3) And all of this was true because, at age forty-one, with her youngest child fifteen years old, Jacki still produced, on a daily basis, nearly two pints of breast milk, and there were a surprising number of men who would pay a surprising amount of money for just such a delicacy. Thomas Banyon was not a man to let potential income go unexploited.

Her phone rang. Alone in her office, she mouthed an expletive.

—Hello?

—Jacks.

Jacki frowned, but the Forum was already dribbling its way through her veins and she began to feel her consternation melt away, butter in boiling water.

—Yes, Mr Banyon?

—I have a clip for you tonight. Are you up for it?

As if there was a choice involved.

—Of course, Mr Banyon. It would be my pleasure.

—It’s Councilman Wiggins. You remember the good Councilman, don’t you?

Remember? She had to put salve on her nipples for nearly a week after the good Councilman displayed a tendency for toothiness. This memory too, though, floated away into the shimmering mirage of the drug.

—Certainly, Mr Banyon. What time?

—Say ten?

—All right. Ten it is. Usual place?

—Usual place.

—I’ll be there.

—I truly appreciate that, Jacks. I’ve got some really wonderful merchandise here that I had been hoping to share with you. I want to thank you for giving me the opportunity.

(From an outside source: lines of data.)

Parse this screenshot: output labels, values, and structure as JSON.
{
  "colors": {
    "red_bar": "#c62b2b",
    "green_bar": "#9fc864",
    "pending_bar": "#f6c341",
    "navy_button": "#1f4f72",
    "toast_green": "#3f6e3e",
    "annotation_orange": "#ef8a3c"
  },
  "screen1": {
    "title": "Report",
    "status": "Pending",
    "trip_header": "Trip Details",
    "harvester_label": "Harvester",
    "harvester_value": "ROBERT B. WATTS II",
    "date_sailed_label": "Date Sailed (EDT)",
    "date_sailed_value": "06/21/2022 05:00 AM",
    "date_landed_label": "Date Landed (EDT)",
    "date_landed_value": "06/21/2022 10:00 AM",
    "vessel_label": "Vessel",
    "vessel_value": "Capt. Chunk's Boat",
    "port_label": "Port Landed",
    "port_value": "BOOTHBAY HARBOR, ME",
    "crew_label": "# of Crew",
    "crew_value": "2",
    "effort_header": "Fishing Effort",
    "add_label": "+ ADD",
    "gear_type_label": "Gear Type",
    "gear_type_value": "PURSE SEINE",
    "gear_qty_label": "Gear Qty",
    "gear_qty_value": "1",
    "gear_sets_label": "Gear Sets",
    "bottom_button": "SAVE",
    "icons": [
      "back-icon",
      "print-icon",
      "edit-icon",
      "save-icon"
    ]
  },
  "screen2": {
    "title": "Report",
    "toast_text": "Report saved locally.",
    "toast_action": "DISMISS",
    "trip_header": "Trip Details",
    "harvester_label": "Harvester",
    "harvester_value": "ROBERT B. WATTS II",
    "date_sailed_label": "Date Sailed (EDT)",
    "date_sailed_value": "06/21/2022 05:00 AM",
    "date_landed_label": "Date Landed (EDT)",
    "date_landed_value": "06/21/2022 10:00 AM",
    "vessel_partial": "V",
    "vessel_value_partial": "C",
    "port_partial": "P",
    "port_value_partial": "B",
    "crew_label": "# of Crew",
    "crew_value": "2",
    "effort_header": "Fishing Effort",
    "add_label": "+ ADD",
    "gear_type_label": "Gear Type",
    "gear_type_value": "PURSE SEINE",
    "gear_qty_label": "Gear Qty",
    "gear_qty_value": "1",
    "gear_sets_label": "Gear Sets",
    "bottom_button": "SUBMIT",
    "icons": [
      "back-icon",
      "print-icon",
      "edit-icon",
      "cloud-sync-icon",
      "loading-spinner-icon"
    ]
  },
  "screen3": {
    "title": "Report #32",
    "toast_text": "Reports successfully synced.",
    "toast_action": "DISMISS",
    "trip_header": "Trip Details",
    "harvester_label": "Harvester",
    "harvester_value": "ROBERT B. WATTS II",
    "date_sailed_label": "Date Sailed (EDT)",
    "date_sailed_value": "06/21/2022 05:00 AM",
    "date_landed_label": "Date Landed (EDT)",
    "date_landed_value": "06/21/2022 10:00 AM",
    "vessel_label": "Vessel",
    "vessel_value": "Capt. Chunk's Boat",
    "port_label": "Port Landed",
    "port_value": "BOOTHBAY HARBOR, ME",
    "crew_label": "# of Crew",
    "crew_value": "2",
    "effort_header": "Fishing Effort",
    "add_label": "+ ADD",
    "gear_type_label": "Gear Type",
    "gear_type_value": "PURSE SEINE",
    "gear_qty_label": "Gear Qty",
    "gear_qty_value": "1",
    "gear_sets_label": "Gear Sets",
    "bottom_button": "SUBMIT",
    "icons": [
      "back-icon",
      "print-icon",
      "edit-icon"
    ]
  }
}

—I’m grateful for your indulgence, Mr Banyon.

—You’re a good girl, Jacks.

He clicked off. Jacki closed her eyes. She was deep into butterscotch warmth now and glorious waves of light and color filled her head. The anguish, thank the heavens, was winding its way clockwise down the drain, spiraling blissfully out of her presence.

God bless Forum. Forum’s name be praised.